The feature film I am writing for the School of Film & Television at Falmouth University's inaugural Filmmaker in Residence pilot has a title. It's called Wilderness.
I am writing a 60+ page screenplay that will be expanded through actor improvisations in a rehearsal period prior to shooting around Easter 2016. So far I have written 30+ pages.
I have given these to the filmmaker in residence, my long-time collaborator Justin Doherty and we have discussed them. It was really daunting to give the pages to Justin. Apart from Barbed Wire Heron these were the first pages I had given him in a long time. They were also pages that had to be good, and feel right, and work because we are up against the clock and this was the only idea that really worked. It was also an idea that was picked because of logistics such as time, budget etc. We have other screenplays burning holes in our pockets that have for years, but they will have to wait.
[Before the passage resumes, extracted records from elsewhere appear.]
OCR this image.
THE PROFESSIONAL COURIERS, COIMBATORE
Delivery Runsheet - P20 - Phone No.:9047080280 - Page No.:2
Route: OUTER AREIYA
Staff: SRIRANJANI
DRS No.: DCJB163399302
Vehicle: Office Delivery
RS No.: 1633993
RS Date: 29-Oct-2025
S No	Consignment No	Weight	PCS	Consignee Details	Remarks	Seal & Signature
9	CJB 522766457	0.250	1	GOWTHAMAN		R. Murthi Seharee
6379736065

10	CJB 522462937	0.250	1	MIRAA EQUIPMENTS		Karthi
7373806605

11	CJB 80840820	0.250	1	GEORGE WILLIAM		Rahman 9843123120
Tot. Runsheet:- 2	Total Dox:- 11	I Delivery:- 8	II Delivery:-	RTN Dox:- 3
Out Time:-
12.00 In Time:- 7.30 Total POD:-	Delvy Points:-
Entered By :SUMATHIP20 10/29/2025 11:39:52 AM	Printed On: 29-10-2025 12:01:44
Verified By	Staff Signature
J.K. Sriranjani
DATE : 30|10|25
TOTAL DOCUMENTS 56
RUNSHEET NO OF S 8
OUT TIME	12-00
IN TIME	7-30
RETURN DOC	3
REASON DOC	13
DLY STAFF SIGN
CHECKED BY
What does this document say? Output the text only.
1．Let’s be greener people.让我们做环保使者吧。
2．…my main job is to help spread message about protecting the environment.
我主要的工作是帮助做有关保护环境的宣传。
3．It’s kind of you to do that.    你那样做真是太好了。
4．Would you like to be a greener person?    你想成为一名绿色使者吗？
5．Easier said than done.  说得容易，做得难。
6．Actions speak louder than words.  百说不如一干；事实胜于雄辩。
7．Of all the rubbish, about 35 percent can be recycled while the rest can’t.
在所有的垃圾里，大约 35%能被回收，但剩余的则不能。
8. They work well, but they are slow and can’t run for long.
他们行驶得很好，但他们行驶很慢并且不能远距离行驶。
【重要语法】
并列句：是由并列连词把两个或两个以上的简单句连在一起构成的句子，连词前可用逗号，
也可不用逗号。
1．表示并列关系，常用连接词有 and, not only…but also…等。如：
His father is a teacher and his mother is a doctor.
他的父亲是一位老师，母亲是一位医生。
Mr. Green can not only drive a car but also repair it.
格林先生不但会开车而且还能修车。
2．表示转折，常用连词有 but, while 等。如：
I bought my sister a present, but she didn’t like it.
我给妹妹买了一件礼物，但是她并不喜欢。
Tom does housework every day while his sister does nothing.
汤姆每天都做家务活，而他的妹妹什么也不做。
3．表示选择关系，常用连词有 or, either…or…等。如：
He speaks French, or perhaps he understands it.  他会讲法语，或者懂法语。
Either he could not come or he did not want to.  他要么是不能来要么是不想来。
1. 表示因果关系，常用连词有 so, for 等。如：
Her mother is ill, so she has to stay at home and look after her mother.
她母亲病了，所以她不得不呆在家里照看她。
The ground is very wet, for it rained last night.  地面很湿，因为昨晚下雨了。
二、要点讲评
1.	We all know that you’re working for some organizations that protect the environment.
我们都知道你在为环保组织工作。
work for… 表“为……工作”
It was also daunting because again, apart from Barbed Wire Heron, this was the first screenwriting I had done for 4 years. Could I still do it? Could I get across what I wanted to say. Would it excite, and inspire? Would it work?
I was ecstatic that Justin liked it and wanted to make it. However, more than that I was pleased that he read it and understood the spaces that would be filled by performers and how he would approach shooting it so that the intention would remain even if logistically what was on the page was not possible.
It has made planning writing the remaining 30+ pages a much easier task.
We've mapped it out and agreed on a central section that the story hangs on, that works in terms of achievability and story logic. It's exciting.
Themes & Acceptance
Part of my process is sharing my work with someone else I trust beyond Justin. I can rely on this person to tell me whether something works or not. He gets me, and my work.
I gave him a very brief overview of the story, characters, when it is set. From this he drew out themes that Justin and I had discussed, and he drilled down into what he felt the resonances could be from that. That was encouraging because it meant that our thinking about those contexts were in the right place. So I sent him the 30+ pages. The conversation we had then excited me because he got it. He got exactly what I was aiming for and he understood where I wanted to take it, without me having to tell him. He also scared me when he said that
'she is trying to accept him but he won't accept himself for being an arsehole'
This hit me because it's true but I didn't realise it, and I didn't realise that I had written myself into the character to that degree.
I hope it doesn't impact the way I write the rest of the script but I don't think it will. It's all been so clearly mapped out prior to that conversation but it's heartwarming and encouraging to know that I am on the right track when the two people I trust the most regarding my writing feel what I have done is good. After four years out of the game, that's a wonderful feeling, but I shall not get complacent.